Fight breast cancer for every woman who comes after you, who will suffer as you suffered. God willing, no woman will feel as though she has to face this disease alone.

Carolina Panthers running back DeAngelo Williams lost his mom this month to breast cancer. This morning he published heartfelt words that will move you to tears.

For one of our last conversations, not long before she passed, I wrote down what I wanted to say on a notepad, because I wasn’t sure I’d be able to deliver the words without breaking down. Swollen and emaciated, she looked like a ghost of the woman I had known.

“Mom,” I said, pulling a chair up next to her bed. “I just want to tell you how I feel about you. I’m upset and I don’t know how to take this because I’ve never been in this situation.”

She stopped me.

“This is what I want you to remember me by,” she said. “None of your aunties made it to the age of 50 and today I’m 53. I’ve stolen a few years and have enjoyed every minute, especially thanks to those two incredible granddaughters you’ve given me. You and your sisters are safe and know how to maintain and live and survive.

“My job here is done.”

Spontaneously, her words changed my perspective.
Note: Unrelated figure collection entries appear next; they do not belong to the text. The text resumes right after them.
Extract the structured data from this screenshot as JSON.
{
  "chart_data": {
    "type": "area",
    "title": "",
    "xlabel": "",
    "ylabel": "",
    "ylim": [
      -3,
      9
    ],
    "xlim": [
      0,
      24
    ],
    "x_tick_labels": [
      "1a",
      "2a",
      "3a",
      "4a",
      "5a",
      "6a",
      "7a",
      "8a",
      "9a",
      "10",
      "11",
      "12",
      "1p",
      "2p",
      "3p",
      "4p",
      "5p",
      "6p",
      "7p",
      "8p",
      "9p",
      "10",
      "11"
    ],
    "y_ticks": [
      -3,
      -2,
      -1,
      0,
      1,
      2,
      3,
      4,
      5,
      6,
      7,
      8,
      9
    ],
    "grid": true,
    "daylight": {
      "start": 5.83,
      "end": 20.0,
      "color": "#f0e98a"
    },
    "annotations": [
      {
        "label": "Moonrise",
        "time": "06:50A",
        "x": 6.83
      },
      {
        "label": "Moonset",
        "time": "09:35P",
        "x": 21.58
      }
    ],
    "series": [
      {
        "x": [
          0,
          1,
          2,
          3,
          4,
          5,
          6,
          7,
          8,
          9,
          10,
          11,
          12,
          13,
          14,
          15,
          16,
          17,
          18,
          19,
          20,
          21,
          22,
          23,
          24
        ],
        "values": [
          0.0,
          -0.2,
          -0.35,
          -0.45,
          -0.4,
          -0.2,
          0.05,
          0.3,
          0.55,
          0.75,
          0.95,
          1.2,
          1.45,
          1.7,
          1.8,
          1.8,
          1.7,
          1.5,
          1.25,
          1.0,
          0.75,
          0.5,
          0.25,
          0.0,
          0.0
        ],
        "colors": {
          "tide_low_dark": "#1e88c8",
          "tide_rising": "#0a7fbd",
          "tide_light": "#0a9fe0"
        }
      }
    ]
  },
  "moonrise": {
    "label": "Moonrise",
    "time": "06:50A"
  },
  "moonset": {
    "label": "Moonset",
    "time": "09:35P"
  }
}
There I was, upset beyond everything, and she’s never batted an eye, cried or complained. In those last days, when a family member would leave the room to cry, she could hear them around the corner and she would demand that the tears stop.

“I’m going home,” she’d say. “You gonna cry because I’m going home? This is supposed to be a celebration.”

The challenge my mother laid down: Fight breast cancer for every woman who comes after you, who will suffer as you suffered. God willing, no woman will feel as though she has to face this disease alone.